GTK3 applications have to explicitly set the folder to first search in.

Personally I think the default folder for evince should be defined - as such you should file this on bugzilla as a bug/wish-list request.

How...

The following is one way way to force evince to default to the Documents folder rather than the previous recently used.

In summary, the source is changed to obtain the default Document folder and set this as the default folder for the Save-As dialog.
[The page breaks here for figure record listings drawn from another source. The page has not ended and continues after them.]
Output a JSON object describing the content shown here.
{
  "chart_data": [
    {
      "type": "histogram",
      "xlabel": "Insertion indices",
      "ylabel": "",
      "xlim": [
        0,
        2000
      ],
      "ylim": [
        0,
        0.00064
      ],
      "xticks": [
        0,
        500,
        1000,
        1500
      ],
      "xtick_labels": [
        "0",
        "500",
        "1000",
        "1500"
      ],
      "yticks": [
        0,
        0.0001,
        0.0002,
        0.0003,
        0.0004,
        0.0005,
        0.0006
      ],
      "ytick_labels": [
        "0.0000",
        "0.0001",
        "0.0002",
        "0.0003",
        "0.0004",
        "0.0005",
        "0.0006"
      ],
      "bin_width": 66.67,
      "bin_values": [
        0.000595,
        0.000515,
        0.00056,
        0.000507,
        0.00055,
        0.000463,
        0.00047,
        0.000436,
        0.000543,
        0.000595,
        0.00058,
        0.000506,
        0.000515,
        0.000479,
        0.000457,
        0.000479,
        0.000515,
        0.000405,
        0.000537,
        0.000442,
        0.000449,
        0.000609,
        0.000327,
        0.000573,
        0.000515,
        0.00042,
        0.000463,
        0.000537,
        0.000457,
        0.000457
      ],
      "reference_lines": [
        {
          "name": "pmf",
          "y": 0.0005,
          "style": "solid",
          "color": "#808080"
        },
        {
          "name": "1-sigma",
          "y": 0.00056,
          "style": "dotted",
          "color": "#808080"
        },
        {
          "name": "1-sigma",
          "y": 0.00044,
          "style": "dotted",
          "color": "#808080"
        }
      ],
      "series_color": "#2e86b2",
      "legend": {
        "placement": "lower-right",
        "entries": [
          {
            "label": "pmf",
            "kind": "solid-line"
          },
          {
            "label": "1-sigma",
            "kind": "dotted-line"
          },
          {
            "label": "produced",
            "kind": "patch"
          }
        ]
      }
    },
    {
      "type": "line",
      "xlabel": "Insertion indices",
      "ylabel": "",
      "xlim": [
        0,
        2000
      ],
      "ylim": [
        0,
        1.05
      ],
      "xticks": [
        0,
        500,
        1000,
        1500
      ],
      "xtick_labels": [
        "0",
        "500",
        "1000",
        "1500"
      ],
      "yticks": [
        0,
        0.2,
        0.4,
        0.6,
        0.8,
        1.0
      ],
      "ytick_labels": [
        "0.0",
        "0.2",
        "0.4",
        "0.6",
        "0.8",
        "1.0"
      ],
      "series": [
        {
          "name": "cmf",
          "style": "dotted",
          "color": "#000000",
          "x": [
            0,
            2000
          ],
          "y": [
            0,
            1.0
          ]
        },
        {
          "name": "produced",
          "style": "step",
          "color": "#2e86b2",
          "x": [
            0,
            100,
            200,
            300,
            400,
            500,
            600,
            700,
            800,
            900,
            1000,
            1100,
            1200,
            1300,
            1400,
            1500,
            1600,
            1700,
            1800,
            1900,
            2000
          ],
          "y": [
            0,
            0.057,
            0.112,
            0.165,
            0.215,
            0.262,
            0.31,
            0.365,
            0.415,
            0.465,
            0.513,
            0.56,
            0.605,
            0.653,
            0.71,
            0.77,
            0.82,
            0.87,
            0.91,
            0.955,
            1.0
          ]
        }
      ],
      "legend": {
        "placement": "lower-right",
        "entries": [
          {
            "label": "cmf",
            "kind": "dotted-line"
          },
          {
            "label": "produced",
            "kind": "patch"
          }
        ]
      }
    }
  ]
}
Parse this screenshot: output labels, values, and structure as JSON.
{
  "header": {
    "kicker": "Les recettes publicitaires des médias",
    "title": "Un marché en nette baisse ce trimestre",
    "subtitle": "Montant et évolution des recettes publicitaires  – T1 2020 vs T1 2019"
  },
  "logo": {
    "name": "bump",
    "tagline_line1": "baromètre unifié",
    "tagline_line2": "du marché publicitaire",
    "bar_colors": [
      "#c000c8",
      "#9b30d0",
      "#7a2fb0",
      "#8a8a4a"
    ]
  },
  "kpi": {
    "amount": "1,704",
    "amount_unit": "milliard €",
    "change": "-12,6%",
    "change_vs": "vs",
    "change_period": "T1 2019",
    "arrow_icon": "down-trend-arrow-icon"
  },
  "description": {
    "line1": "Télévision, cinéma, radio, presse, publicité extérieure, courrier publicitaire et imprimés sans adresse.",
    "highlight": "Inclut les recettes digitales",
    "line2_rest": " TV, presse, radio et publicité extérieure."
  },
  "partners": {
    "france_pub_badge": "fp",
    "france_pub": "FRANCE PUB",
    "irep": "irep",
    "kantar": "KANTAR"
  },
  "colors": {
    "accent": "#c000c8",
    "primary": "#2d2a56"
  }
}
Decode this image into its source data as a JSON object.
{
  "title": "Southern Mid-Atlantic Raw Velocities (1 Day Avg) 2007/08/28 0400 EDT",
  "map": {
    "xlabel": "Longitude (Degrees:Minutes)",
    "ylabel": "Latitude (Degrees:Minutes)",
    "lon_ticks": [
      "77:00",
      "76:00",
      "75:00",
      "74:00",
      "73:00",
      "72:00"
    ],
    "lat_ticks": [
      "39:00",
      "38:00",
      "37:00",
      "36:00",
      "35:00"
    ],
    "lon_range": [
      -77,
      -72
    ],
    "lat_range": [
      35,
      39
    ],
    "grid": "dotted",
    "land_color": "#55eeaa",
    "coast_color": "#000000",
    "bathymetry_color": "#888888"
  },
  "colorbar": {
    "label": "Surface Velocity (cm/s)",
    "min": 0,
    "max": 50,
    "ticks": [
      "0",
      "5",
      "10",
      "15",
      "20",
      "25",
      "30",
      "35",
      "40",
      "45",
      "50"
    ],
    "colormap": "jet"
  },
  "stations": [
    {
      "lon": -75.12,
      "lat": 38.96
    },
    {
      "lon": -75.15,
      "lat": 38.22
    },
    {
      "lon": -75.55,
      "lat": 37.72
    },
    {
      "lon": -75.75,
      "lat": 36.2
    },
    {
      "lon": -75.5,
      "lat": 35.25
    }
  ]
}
enter image description here

install the basic development tools

sudo apt-get install devscripts build-essential fakeroot 

get the source

cd ~/Downloads
mkdir build
cd build
apt-get source evince
cd evince*

make the change

Open ev-window.c

gedit shell/ev-window.c

Copy and paste the following into the file at the position shown in the image

const gchar *folder;
folder = g_get_user_special_dir (G_USER_DIRECTORY_DOCUMENTS);
gtk_file_chooser_set_current_folder (GTK_FILE_CHOOSER (fc),
                             folder ? folder : g_get_home_dir ());

enter image description here

Save and close gedit

give it a unique package name

OK, we need to give the package a unique name to prevent repository updates from overwriting your changed package

gedit debian/changelog

now append +yourname to the top line version and save

i.e. evince (3.2.1-0ubuntu2+fossfreedom)

build the package

sudo apt-get build-dep evince
debuild -us -uc

N.B. this will download 161Mb of dependencies

Go for a coffee... and probably lunch!

cd ..
sudo dpkg -i evince_3.2*.deb

As an aside - to keep this new version of evince from being upgraded in the future, use synaptic to pin this version of evince.